At the party, Dr. Graham ladled whiskey sours from the punch bowl, none for himself. An ice ring full of holly leaves bobbed in the middle. Riley’s great-uncle Gil had eaten most of the rum-soaked maraschino cherries already; Grace had seen him furtively replenish the bowl. Grace and Riley had made their rounds as a couple, hands clasped, to let the guests look Grace over and remark on how she had changed after just a few months in New York City. Sometimes they said, very satisfied, that she had not changed at all. His aunt Holly, she of the agate cameo bracelet, treated Grace like a riddle to be solved. Was she thinner? Had she changed her hair? Were her clothes different, because something was. Grace shifted uncomfortably, remembering an inanity she’d heard as a girl about virgins walking one way and not-a-virgins another. Grace hadn’t been a virgin for many years, but she felt sure she knew what the something was. Maybe, Aunt Holly concluded with a wistful smile, the change was in Grace’s attitude: She was coming into her own as a young woman. Grace felt as though she were auditioning all over again, this time to stay.
She and Riley had snuck upstairs when the guests coaxed Mrs. Graham to the piano, where she was now banging out carols, speeding them up with each verse until the singers were breathless trying to keep up. Always, these carols collapsed into tipsy giggling. The last singer standing received a peppermint pig, tied with ribbon to a tiny hammer. Riley and his brothers were never allowed to win, but the Graham boys always sang in the contest anyway, pushing the tempo, like false bidders driving up an auction price. Grace could hear Jim and Colin now rushing through a tongue-twisting “O Come, O Come Emmanuel.”
She and Riley stared at the glow-in-the-dark stars on his ceiling.
“I’m not going back,” she said. “I want to stay here, with you.”
“And drop out of school?
“I can start at Garland in the fall. I hate it there. It’s snotty, and the people aren’t even that smart. Everyone’s faking something; you just have to figure out what their thing is. I’m not learning anything there that I couldn’t learn here.”
“Well, that’s not true. I go here, and I can tell you—”
“Fine. Nothing that I couldn’t teach myself.”
“You’re not making friends,” he said. “Everybody who goes away to school without knowing people has a hard time the first semester. You just need to put yourself out there more, join clubs or something.”

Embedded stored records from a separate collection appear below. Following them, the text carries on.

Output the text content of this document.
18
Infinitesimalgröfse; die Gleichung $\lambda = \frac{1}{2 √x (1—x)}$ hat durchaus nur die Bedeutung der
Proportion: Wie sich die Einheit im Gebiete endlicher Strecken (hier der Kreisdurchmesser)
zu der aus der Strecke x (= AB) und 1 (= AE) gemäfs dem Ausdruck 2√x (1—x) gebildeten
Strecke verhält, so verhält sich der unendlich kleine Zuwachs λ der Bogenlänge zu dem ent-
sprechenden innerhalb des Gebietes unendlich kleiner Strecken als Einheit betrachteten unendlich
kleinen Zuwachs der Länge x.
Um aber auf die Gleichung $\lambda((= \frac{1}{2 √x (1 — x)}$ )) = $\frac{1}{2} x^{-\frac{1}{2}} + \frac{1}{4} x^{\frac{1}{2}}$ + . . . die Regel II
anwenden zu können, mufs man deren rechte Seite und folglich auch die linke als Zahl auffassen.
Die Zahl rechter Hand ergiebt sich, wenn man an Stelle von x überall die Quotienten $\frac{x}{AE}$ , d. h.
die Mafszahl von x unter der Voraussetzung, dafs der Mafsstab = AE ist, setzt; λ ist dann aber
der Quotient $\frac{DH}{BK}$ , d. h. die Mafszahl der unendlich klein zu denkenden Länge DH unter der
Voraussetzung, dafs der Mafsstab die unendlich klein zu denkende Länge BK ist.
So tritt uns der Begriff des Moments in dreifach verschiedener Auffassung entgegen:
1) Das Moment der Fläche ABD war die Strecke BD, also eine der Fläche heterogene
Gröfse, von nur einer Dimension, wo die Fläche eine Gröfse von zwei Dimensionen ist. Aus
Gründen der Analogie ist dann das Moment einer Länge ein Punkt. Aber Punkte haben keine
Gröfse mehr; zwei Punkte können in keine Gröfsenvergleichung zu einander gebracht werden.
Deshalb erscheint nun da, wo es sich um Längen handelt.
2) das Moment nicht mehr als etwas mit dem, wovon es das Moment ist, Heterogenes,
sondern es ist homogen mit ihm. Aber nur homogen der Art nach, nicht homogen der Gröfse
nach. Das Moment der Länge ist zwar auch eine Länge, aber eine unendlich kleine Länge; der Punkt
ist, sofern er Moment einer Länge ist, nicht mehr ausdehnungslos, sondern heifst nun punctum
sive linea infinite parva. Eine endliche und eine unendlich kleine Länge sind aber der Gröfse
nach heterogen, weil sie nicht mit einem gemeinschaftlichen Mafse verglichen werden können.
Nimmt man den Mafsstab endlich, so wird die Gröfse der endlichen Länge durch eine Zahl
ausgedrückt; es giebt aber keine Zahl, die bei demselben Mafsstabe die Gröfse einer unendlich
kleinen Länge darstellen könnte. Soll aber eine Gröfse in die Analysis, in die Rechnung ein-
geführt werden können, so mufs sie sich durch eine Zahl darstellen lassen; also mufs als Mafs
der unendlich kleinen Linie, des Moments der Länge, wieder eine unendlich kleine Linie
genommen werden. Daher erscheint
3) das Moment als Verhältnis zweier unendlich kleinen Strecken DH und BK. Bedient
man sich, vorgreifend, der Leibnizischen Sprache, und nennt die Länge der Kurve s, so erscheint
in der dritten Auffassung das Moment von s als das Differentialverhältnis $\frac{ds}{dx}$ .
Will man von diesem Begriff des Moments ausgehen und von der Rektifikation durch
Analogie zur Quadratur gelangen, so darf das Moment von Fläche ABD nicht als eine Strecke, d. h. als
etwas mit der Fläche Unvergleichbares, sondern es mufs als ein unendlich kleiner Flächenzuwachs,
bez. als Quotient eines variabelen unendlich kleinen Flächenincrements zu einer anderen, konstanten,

“Clubs? You want me to join clubs?” She pulled her hand from his hip. “Do you not want me here, or what?”
“You know I want you. But you worked hard for this, and I don’t want you to give up—”
“Giving up would be staying there, for fifty grand a year, miserable, just because people expect me to.”
He groaned. “This is my fault. You’re on the phone with me every night instead of meeting people.”
“I don’t want to meet people,” she said. “What, like you’re meeting new people? Are you meeting new people?”
“This is Garland. There are no new people.” He grimaced a little. “Did something happen?”
She hadn’t seen Alls since she’d gotten home.
“No, nothing happened. But everything I want to happen to me is here, not there.”
“I knew you were having a harder time than you were saying,” he said. “But I didn’t know you were, like, depressed.”
“I’m not depressed! I just want to be with you, not with a bunch of snotty posers talking about the aristocratic diaspora.”